Still a few things I'd like to see tweaked - Kits themes - in a way that allows you to take them at later levels as well to replace prestige classes (and maybe some kits that require higher levels) - And the spellcasting ranger is just not an archetype I recognise from anywhere but the D&D rulebooks. And I have no idea why Monk is still core - doesn't seem archetypical enough for me to be in there.

Other than that, I am well and truly excited. A return to a more restrained core classes and races is a great choice - A PHBII should be easy to write after that, I imagine a DMGII would have lots to add as well.

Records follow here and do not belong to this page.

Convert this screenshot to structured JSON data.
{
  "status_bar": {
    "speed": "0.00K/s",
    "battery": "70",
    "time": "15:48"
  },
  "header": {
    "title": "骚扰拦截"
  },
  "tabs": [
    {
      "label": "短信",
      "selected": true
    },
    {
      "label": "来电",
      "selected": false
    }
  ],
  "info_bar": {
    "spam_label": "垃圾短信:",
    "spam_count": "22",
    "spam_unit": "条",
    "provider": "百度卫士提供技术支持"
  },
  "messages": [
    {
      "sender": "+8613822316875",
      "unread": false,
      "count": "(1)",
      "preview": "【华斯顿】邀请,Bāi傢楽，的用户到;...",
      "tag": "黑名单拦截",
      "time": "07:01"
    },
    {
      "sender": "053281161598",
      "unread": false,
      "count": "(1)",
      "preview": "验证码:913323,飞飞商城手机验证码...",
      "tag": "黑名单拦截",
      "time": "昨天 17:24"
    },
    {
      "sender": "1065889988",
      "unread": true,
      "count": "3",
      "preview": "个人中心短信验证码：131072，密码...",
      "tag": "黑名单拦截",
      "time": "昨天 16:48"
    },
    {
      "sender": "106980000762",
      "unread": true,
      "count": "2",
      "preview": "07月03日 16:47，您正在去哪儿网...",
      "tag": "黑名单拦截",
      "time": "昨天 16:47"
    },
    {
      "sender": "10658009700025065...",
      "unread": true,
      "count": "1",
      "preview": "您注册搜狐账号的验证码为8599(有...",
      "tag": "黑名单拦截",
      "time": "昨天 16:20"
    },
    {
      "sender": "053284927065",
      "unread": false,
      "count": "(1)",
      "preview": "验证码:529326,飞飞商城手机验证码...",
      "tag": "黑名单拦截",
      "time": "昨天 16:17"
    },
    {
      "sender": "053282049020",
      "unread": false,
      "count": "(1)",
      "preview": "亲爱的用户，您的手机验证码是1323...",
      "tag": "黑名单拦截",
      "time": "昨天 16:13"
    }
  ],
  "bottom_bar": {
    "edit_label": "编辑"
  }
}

But what doesn't gets put in the PHB/DMG is imo as important as what does get put in - It sets the tone for a generation of gamers and gives a vision of what is the standard of fantasy for the game - whilst I would happily play a cool anime-style dragonborn Warlock/Warden or whatever and enjoy that, I prefer a D&D that sets a tone where this is a highly unusual and rare character - ie, picked from a dedicated sourcebook.
 

pemerton

Legend
The list of bugs I mentioned, which everyone here is already aware of, were partially or wholly fixed in 4e, (or new to 4e which didn't exist before) after many years of people complaining about them. CoDZilla, Fighters being lame at high levels, wizards not having at-wills : those were all "fixed". But, were they fixed in the right way? IMO, no. They went too far. They went with a "paradigm shift" mentality, which threw out the baby with the bathwater and created a game that at the table feels completely different and loses its essential nature.
This is hugely contentious.

I outlined my history with D&D a little bit upthread. For me, 4e doesn't make the game feel completely different at all, nor lose its essential nature. It's the best system I've yet used for achieving the gonzo fantasy feel of D&D.

In other words, your tastes and your subjective responses to various forms of RPG mechanic aren't universally shared.

if you don't have a power or a feat to do it, you simply can't without a house rule
As [MENTION=3457]teitan[/MENTION] pointed out, this is just not true. I mean, the DMG has a section headed "Actions the rules don't cover" (page 42) and the Rules Compendium lists examples of improvisational uses of skills. With its standardised DCs and standardised damage values, the game absolutely supports improvised action resolution.